Her friend in the main office was on a campaign to stop Greta from imagining slights, in addition to finding her a boyfriend.
The smell hit her before she reached the rail. When she leaned over and swept her light downward, the full stench washed over her the same moment that her beam found the body. She fought a gag reflex, moved the beam aside, and held her breath. She clicked off the light, took a step back, and pretended to look around at the trees and pavement.
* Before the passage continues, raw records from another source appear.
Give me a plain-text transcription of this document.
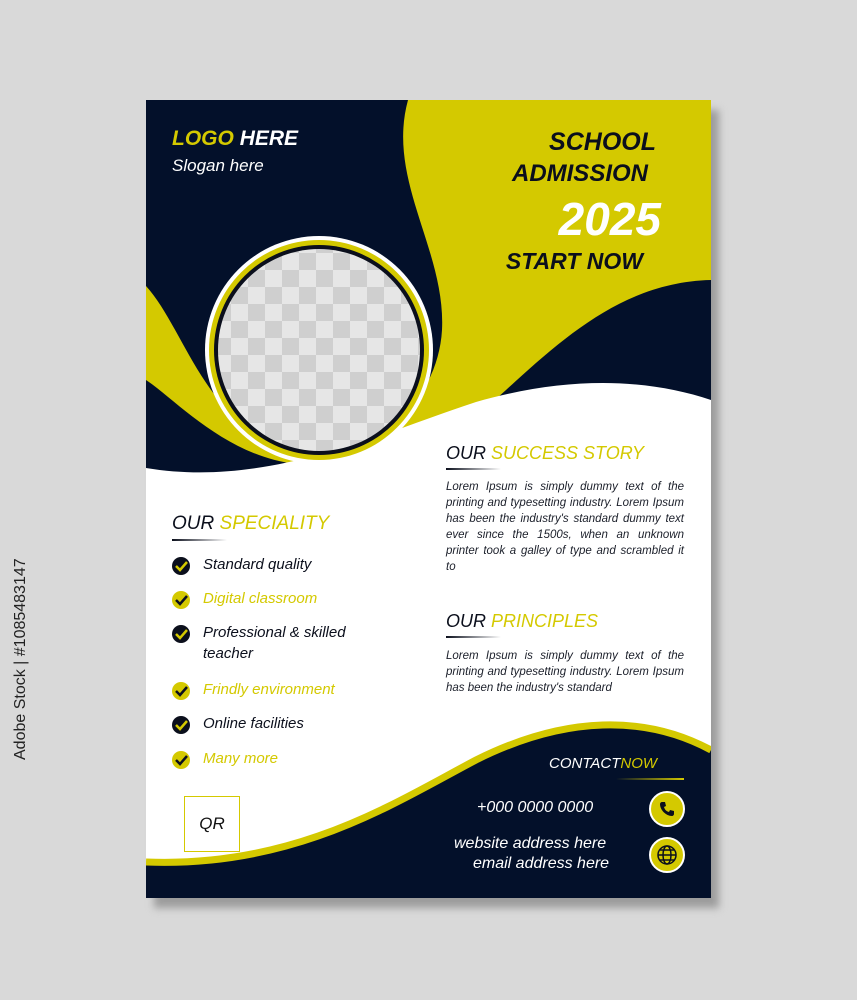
LOGO HERE
Slogan here
SCHOOL
ADMISSION
2025
START NOW
OUR SUCCESS STORY
Lorem Ipsum is simply dummy text of the printing and typesetting industry. Lorem Ipsum has been the industry's standard dummy text ever since the 1500s, when an unknown printer took a galley of type and scrambled it to
OUR SPECIALITY
Standard quality
Digital classroom
Professional & skilled
teacher
Frindly environment
Online facilities
Many more
OUR PRINCIPLES
Lorem Ipsum is simply dummy text of the printing and typesetting industry. Lorem Ipsum has been the industry's standard
QR
CONTACTNOW
+000 0000 0000
website address here
email address here
Adobe Stock | #1085483147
She took a few seconds to compose herself before facing her colleague.
Boylan was right, it wasn’t something she needed to see, and now she regretted she had seen it.
Gruesome scenes were one aspect of the job—one of the worst parts. In the past year, she had responded to two fatal traffic accidents. However, this was her first decomposing body. She steeled herself and took another quick look. Persistence was one of her positive traits and sometimes a negative one.
“Your keen powers of observation have been proven again, Alex. I support your conclusion that he’s dead.”
Boylan laughed, if a little shakily. He didn’t reveal whether he recognized her attempt at humor as an effort to cover her reaction.
“I called it back in as confirmed,” said Boylan. “The medical examiner is en route with an ambulance to take the body as soon as the scene has been processed. Sheriff Harward radioed he’s sending a detective and for us to keep the area secure. I told him you were here and assisting.”
“So, it’s your case? He’s definitely on the Lincoln side of the line?”
“Looks to me like more than half of him is on our side. Also, since it was reported first to us, it sounds like it’s ours, unless you think your boss wants it.”